Nous rions. Je la soulève. Le rire d’abord nerveux, devient fou rire. Nous nous embrassons avec une passion étourdissante. << Si je n’avais pas mes petits machins, je te demanderai de me prendre là, sur le béton du sol ! >> s’écrie t-elle. Je réponds : << C’est vrai qu’on est cons. On ferait mieux de penser au mois d’avril de l’an prochain ! >>. En disant cela, je déboutonne son jeans. Je la soulève alors qu’elle s’exclame : << Qu’est-ce que tu fais ? >>. Je la soulève pour l’assoir sur la grande table de bois qui sert à plier les draps. Elle m’observe, comme effarée. Je tire sur son jeans. Sur sa culotte. Lorsque ses vêtements sont sur ses chevilles, je défais le lacet d’une seule de ses baskets avant de l’enlever. Je peux retirer le jeans et le sous vêtement. Je tire le tabouret. Je le place devant la table. Je m’y assois. Odélie se rapproche du bord. Je pose mes mains sur ses cuisses. Je distingue la petite ficelle blanche dans la broussaille.

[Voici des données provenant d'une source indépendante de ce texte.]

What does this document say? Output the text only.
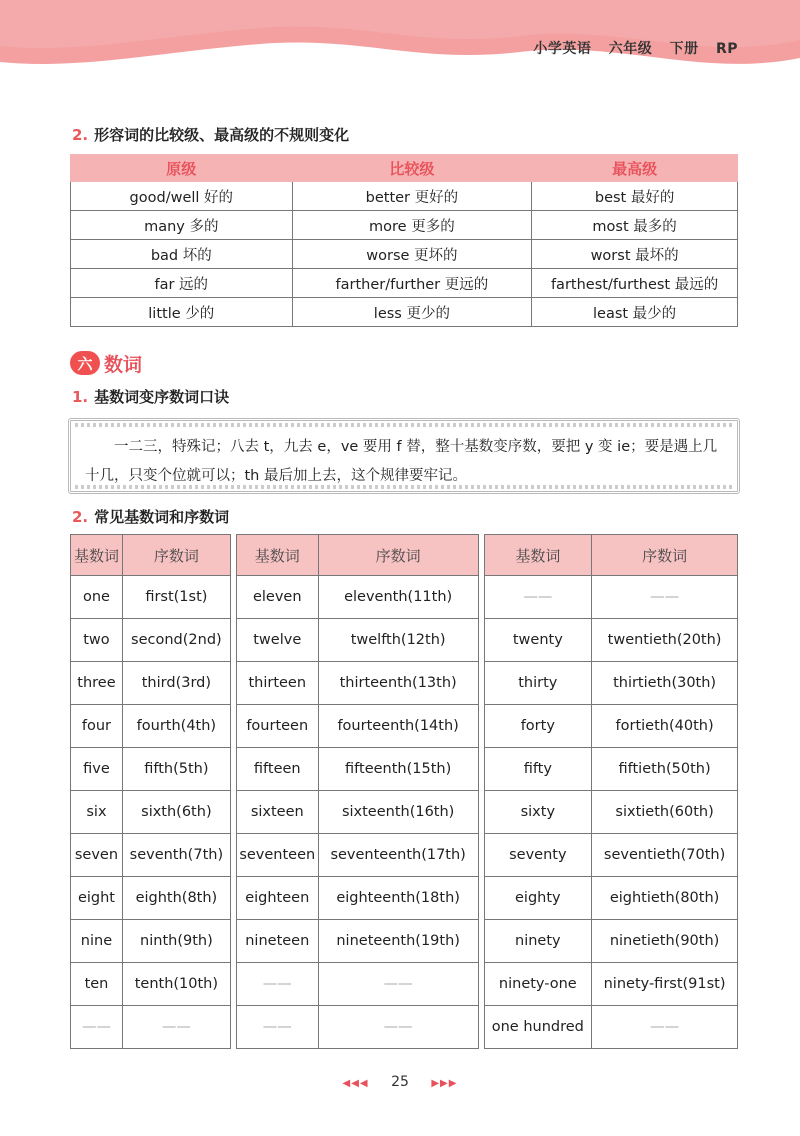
小学英语 六年级 下册 RP
2. 形容词的比较级、最高级的不规则变化
原级	比较级	最高级
good/well 好的	better 更好的	best 最好的
many 多的	more 更多的	most 最多的
bad 坏的	worse 更坏的	worst 最坏的
far 远的	farther/further 更远的	farthest/furthest 最远的
little 少的	less 更少的	least 最少的
六 数词
1. 基数词变序数词口诀
一二三，特殊记；八去 t，九去 e，ve 要用 f 替，整十基数变序数，要把 y 变 ie；要是遇上几十几，只变个位就可以；th 最后加上去，这个规律要牢记。
2. 常见基数词和序数词
基数词	序数词		基数词	序数词		基数词	序数词
one	first(1st)		eleven	eleventh(11th)		——	——
two	second(2nd)		twelve	twelfth(12th)		twenty	twentieth(20th)
three	third(3rd)		thirteen	thirteenth(13th)		thirty	thirtieth(30th)
four	fourth(4th)		fourteen	fourteenth(14th)		forty	fortieth(40th)
five	fifth(5th)		fifteen	fifteenth(15th)		fifty	fiftieth(50th)
six	sixth(6th)		sixteen	sixteenth(16th)		sixty	sixtieth(60th)
seven	seventh(7th)		seventeen	seventeenth(17th)		seventy	seventieth(70th)
eight	eighth(8th)		eighteen	eighteenth(18th)		eighty	eightieth(80th)
nine	ninth(9th)		nineteen	nineteenth(19th)		ninety	ninetieth(90th)
ten	tenth(10th)		——	——		ninety-one	ninety-first(91st)
——	——		——	——		one hundred	——
◀◀◀ 25 ▶▶▶
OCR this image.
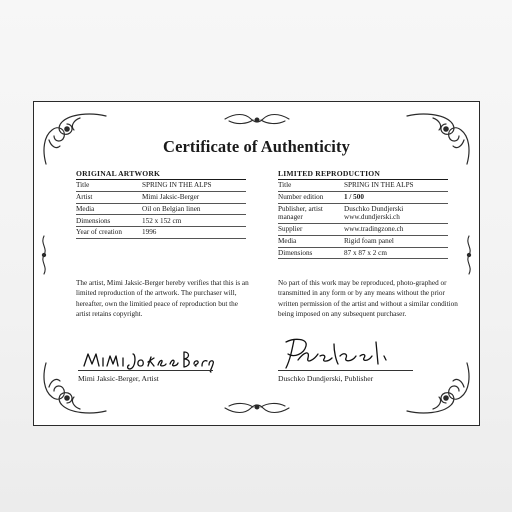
Certificate of Authenticity
ORIGINAL ARTWORK
Title	SPRING IN THE ALPS
Artist	Mimi Jaksic-Berger
Media	Oil on Belgian linen
Dimensions	152 x 152 cm
Year of creation	1996
LIMITED REPRODUCTION
Title	SPRING IN THE ALPS
Number edition	1 / 500
Publisher, artist manager	Duschko Dundjerski www.dundjerski.ch
Supplier	www.tradingzone.ch
Media	Rigid foam panel
Dimensions	87 x 87 x 2 cm
The artist, Mimi Jaksic-Berger hereby verifies that this is an limited reproduction of the artwork. The purchaser will, hereafter, own the limitied peace of reproduction but the artist retains copyright.
No part of this work may be reproduced, photo-graphed or transmitted in any form or by any means without the prior written permission of the artist and without a similar condition being imposed on any subsequent purchaser.
Mimi Jaksic-Berger, Artist	Duschko Dundjerski, Publisher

Ma bouche sur son clitoris, caressant son ventre, je lui offre la meilleure thérapie anti stress qui existe. Odélie saisit mes oreilles. Comme elle le fait à chaque fois. Comme pour me guider, me restreindre. Tempérer ma fougue. Parce que ma fougue, aujourd’hui, est la catharsis nécessaire pour occulter les phases de chagrin à celles des joies qui se succèdent en moi. Odélie prend appui sur ses coudes. Je suis aux premières loges de ce concerto pour une voix. La cantatrice module sa partition en ponctuant ses phrasées mélodieux de falsettos lascifs. J’aime jouer avec la ficelle. Donner de légers à coups. Redoublant d’activités linguales et labiales qui inspirent ma chanteuse. La buanderie résonne des plus belles mélodies. Je suis tour à tour le capitaine Haddock, Tryphon Tournesol ou encore Tintin en écoutant la Castafiore interpréter le fameux Rossignol Milanais. Moulinsart en conservera longtemps les échos.
L’interprétation arrive à la Coda. Dans un véritable hurlement mon artiste livre un final grandiose. Je sais comment cela se passe. En chef d’orchestre virtuose et attentif, je me retire juste à temps. Je ne pourrai jamais m’habituer à l’impétuosité de ce jet anarchique. Propulsé cette fois encore à plusieurs mètres. C’est prodigieux. J’ai envie d’applaudir. Odélie, reprenant ses esprits, toute gênée, me fait : << Mais tu as vu l’état dans lequel tu me mets ! J’ai un train à prendre moi ! >>. Je guette l’instant d’inattention pour poser ma bouche sur son intimité. Trop tard pour m'en empêcher. C’est bien plus net et propre qu’avec un mouchoir en papier. << Ça me gêne ! >> s’écrie ma victime. Je me lève. Je l’aide à remonter ses vêtements. Elle rit aux éclats en me regardant passer la serpillère. << Tu me fous la honte ! >> lance ma complice. Nous remontons avec le linge. La valise est prête. Un petit tour à la salle de bain pour récupérer toutes ses affaires. Nous redescendons avec la valise, le sac de sport.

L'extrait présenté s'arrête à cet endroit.